The director (Fede Alvarez) obviously tried to pay homage to Sam Raimi's classic work a few times by having the camera move quickly through the woods. Nice try, but unfortunately, his camera work pales in comparison with Raimi's techniques. With Raimi, you felt like the camera was absolutely out of control as it sped through the woods like some unstoppable, unseen force hellbent on destroying anything in its path. You didn't know if it was going to catch up with Ash or crash right into a tree, and all you could do while this happened was hold your breath and grip the edges of your seat. I still feel on edge when I watch those movies to this day, and I've seen them countless times.
None of that happens in the new film. It feels too polished... the camera just glides past the trees at a fast pace. There's no urgency to it, and you don't get the sense that you're seeing the world fly by through the eyes of some reckless demonic force. No cameras mounted to bicycles here. No crew members or equipment in any danger.
Sam Raimi made you feel like he was literally ramming his film camera into things just to pull off a crazy shot, endangering both his equipment and his crew. That's not the case with the new Evil Dead. With this one, you get the feeling they were more concerned about protecting their expensive film equipment than going for glory in any of the shots. Perhaps, to create engaging horror on film, one must experience a little horror while actually filming it.
In the end, Evil Dead (2013) is a visually entertaining modern horror flick with a fairly heavy amount of carnage in it, but it's also completely forgettable due to the inferior camera work, bland characters, and a complete lack of tension.

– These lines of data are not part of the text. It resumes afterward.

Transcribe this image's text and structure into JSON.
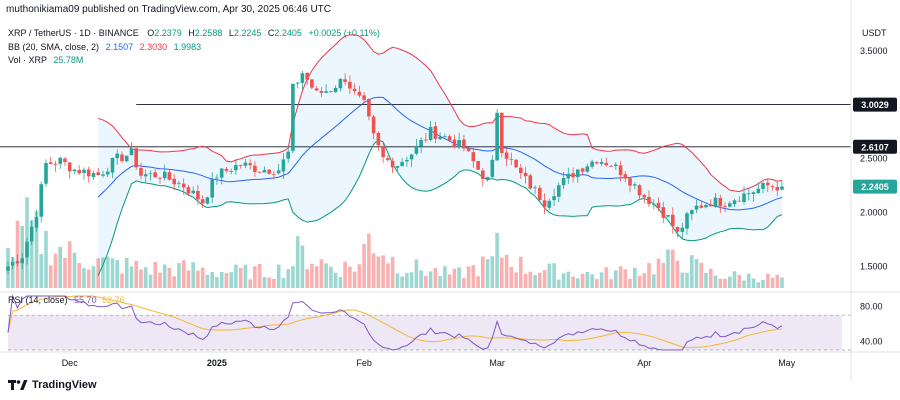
{
  "header": {
    "publisher": "muthonikiama09 published on TradingView.com, Apr 30, 2025 06:46 UTC",
    "currency": "USDT"
  },
  "legend": {
    "symbol": "XRP / TetherUS · 1D · BINANCE",
    "ohlc": [
      {
        "k": "O",
        "v": "2.2379"
      },
      {
        "k": "H",
        "v": "2.2588"
      },
      {
        "k": "L",
        "v": "2.2245"
      },
      {
        "k": "C",
        "v": "2.2405"
      }
    ],
    "change": "+0.0025 (+0.11%)",
    "bb_label": "BB (20, SMA, close, 2)",
    "bb_values": [
      "2.1507",
      "2.3030",
      "1.9983"
    ],
    "vol_label": "Vol · XRP",
    "vol_value": "25.78M"
  },
  "footer": {
    "brand": "TradingView"
  },
  "colors": {
    "up": "#26a69a",
    "down": "#ef5350",
    "bb_basis": "#2962ff",
    "bb_upper": "#f23645",
    "bb_lower": "#089981",
    "bb_fill": "#e3f2fd",
    "rsi": "#7e57c2",
    "rsi_ma": "#f7b731",
    "rsi_band": "#ede7f6"
  },
  "chart_data": {
    "type": "candlestick",
    "y_axis": {
      "ticks": [
        "3.5000",
        "3.0000",
        "2.5000",
        "2.0000",
        "1.5000"
      ],
      "tick_values": [
        3.5,
        3.0,
        2.5,
        2.0,
        1.5
      ],
      "ylim": [
        1.28,
        3.77
      ]
    },
    "price_labels": [
      {
        "text": "3.0029",
        "value": 3.0029,
        "style": "dark"
      },
      {
        "text": "2.6107",
        "value": 2.6107,
        "style": "dark"
      },
      {
        "text": "2.2405",
        "value": 2.2405,
        "style": "up"
      }
    ],
    "horizontal_lines": [
      {
        "value": 3.0029,
        "from": "Dec 15",
        "to": "May 1"
      },
      {
        "value": 2.6107,
        "from": "Nov 16",
        "to": "May 1"
      }
    ],
    "x_axis": {
      "labels": [
        "Dec",
        "2025",
        "Feb",
        "Mar",
        "Apr",
        "May"
      ],
      "label_days": [
        -31,
        0,
        31,
        59,
        90,
        120
      ],
      "first_day": -44,
      "last_day": 119,
      "day_unit": "days from 2025-01-01"
    },
    "price_anchors": [
      [
        -44,
        1.5
      ],
      [
        -41,
        1.6
      ],
      [
        -38,
        2.0
      ],
      [
        -36,
        2.45
      ],
      [
        -33,
        2.48
      ],
      [
        -30,
        2.4
      ],
      [
        -25,
        2.35
      ],
      [
        -21,
        2.5
      ],
      [
        -18,
        2.55
      ],
      [
        -16,
        2.35
      ],
      [
        -12,
        2.35
      ],
      [
        -7,
        2.25
      ],
      [
        -3,
        2.1
      ],
      [
        0,
        2.35
      ],
      [
        5,
        2.45
      ],
      [
        9,
        2.4
      ],
      [
        13,
        2.4
      ],
      [
        15,
        2.55
      ],
      [
        16,
        3.15
      ],
      [
        18,
        3.3
      ],
      [
        21,
        3.1
      ],
      [
        24,
        3.15
      ],
      [
        27,
        3.25
      ],
      [
        29,
        3.1
      ],
      [
        31,
        3.0
      ],
      [
        33,
        2.7
      ],
      [
        35,
        2.5
      ],
      [
        38,
        2.45
      ],
      [
        41,
        2.55
      ],
      [
        45,
        2.75
      ],
      [
        48,
        2.7
      ],
      [
        52,
        2.6
      ],
      [
        55,
        2.4
      ],
      [
        57,
        2.3
      ],
      [
        58,
        2.45
      ],
      [
        59,
        2.95
      ],
      [
        60,
        2.6
      ],
      [
        63,
        2.4
      ],
      [
        66,
        2.25
      ],
      [
        69,
        2.1
      ],
      [
        72,
        2.25
      ],
      [
        76,
        2.4
      ],
      [
        80,
        2.5
      ],
      [
        83,
        2.45
      ],
      [
        86,
        2.35
      ],
      [
        90,
        2.15
      ],
      [
        93,
        2.05
      ],
      [
        95,
        1.95
      ],
      [
        97,
        1.8
      ],
      [
        99,
        1.95
      ],
      [
        101,
        2.05
      ],
      [
        104,
        2.1
      ],
      [
        107,
        2.1
      ],
      [
        110,
        2.15
      ],
      [
        113,
        2.2
      ],
      [
        116,
        2.25
      ],
      [
        119,
        2.2405
      ]
    ],
    "volume_anchors": [
      [
        -44,
        0.5
      ],
      [
        -40,
        0.95
      ],
      [
        -36,
        0.7
      ],
      [
        -32,
        0.55
      ],
      [
        -25,
        0.4
      ],
      [
        -15,
        0.3
      ],
      [
        -5,
        0.3
      ],
      [
        0,
        0.25
      ],
      [
        10,
        0.25
      ],
      [
        15,
        0.3
      ],
      [
        17,
        0.55
      ],
      [
        25,
        0.3
      ],
      [
        30,
        0.35
      ],
      [
        32,
        0.8
      ],
      [
        38,
        0.35
      ],
      [
        50,
        0.2
      ],
      [
        58,
        0.4
      ],
      [
        59,
        0.6
      ],
      [
        65,
        0.3
      ],
      [
        80,
        0.2
      ],
      [
        90,
        0.3
      ],
      [
        97,
        0.45
      ],
      [
        105,
        0.2
      ],
      [
        119,
        0.15
      ]
    ],
    "bollinger_bands": {
      "period": 20,
      "stdev": 2,
      "upper_last": 2.303,
      "basis_last": 2.1507,
      "lower_last": 1.9983
    },
    "rsi": {
      "label": "RSI (14, close)",
      "value": "55.70",
      "ma_value": "52.76",
      "ticks": [
        "80.00",
        "40.00"
      ],
      "tick_values": [
        80,
        40
      ],
      "band": [
        70,
        30
      ],
      "ylim": [
        30,
        92
      ]
    }
  }
}
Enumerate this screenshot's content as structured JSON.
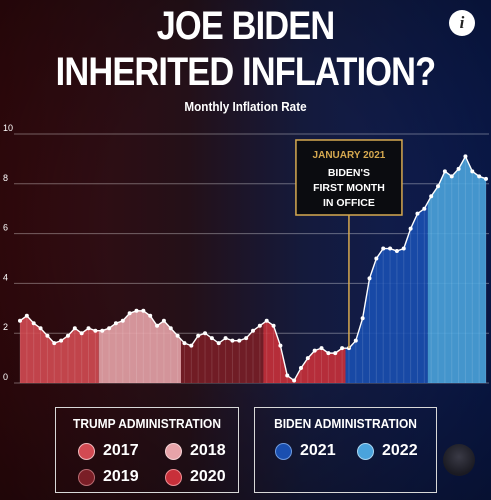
{
  "header": {
    "title_line1": "JOE BIDEN",
    "title_line2": "INHERITED INFLATION?",
    "subtitle": "Monthly Inflation Rate",
    "info_icon": "i"
  },
  "annotation": {
    "line1": "JANUARY 2021",
    "line2": "BIDEN'S",
    "line3": "FIRST MONTH",
    "line4": "IN OFFICE"
  },
  "legend": {
    "trump": {
      "title": "TRUMP ADMINISTRATION",
      "items": [
        {
          "label": "2017",
          "color": "#d24a52"
        },
        {
          "label": "2018",
          "color": "#e7a3a9"
        },
        {
          "label": "2019",
          "color": "#7a1e26"
        },
        {
          "label": "2020",
          "color": "#c8303a"
        }
      ]
    },
    "biden": {
      "title": "BIDEN ADMINISTRATION",
      "items": [
        {
          "label": "2021",
          "color": "#1a4fb0"
        },
        {
          "label": "2022",
          "color": "#4aa3dc"
        }
      ]
    }
  },
  "chart_data": {
    "type": "area",
    "subtitle": "Monthly Inflation Rate",
    "ylim": [
      0,
      10
    ],
    "yticks": [
      "0",
      "2",
      "4",
      "6",
      "8",
      "10"
    ],
    "grid": true,
    "x_start": "2017-01",
    "x_end": "2022-09",
    "series": [
      {
        "name": "2017",
        "color": "#d24a52",
        "values": [
          2.5,
          2.7,
          2.4,
          2.2,
          1.9,
          1.6,
          1.7,
          1.9,
          2.2,
          2.0,
          2.2,
          2.1
        ]
      },
      {
        "name": "2018",
        "color": "#e7a3a9",
        "values": [
          2.1,
          2.2,
          2.4,
          2.5,
          2.8,
          2.9,
          2.9,
          2.7,
          2.3,
          2.5,
          2.2,
          1.9
        ]
      },
      {
        "name": "2019",
        "color": "#7a1e26",
        "values": [
          1.6,
          1.5,
          1.9,
          2.0,
          1.8,
          1.6,
          1.8,
          1.7,
          1.7,
          1.8,
          2.1,
          2.3
        ]
      },
      {
        "name": "2020",
        "color": "#c8303a",
        "values": [
          2.5,
          2.3,
          1.5,
          0.3,
          0.1,
          0.6,
          1.0,
          1.3,
          1.4,
          1.2,
          1.2,
          1.4
        ]
      },
      {
        "name": "2021",
        "color": "#1a4fb0",
        "values": [
          1.4,
          1.7,
          2.6,
          4.2,
          5.0,
          5.4,
          5.4,
          5.3,
          5.4,
          6.2,
          6.8,
          7.0
        ]
      },
      {
        "name": "2022",
        "color": "#4aa3dc",
        "values": [
          7.5,
          7.9,
          8.5,
          8.3,
          8.6,
          9.1,
          8.5,
          8.3,
          8.2
        ]
      }
    ],
    "annotation": {
      "x": "2021-01",
      "text": "JANUARY 2021 BIDEN'S FIRST MONTH IN OFFICE"
    }
  }
}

You may have a good time watching it with friends for the first time if you like enjoy ridiculous gore scenes, just don't expect it to appear in your required annual horror film viewing rotation.
I'm sure some of you have already seen the movie, so feel free to post your opinions about it in this thread and I'll be happy to blab with ya about all things Evil Dead.
One last thing: If you do decide to check out the movie, be sure to keep watching past the end credits for something that will put a big smile on your face.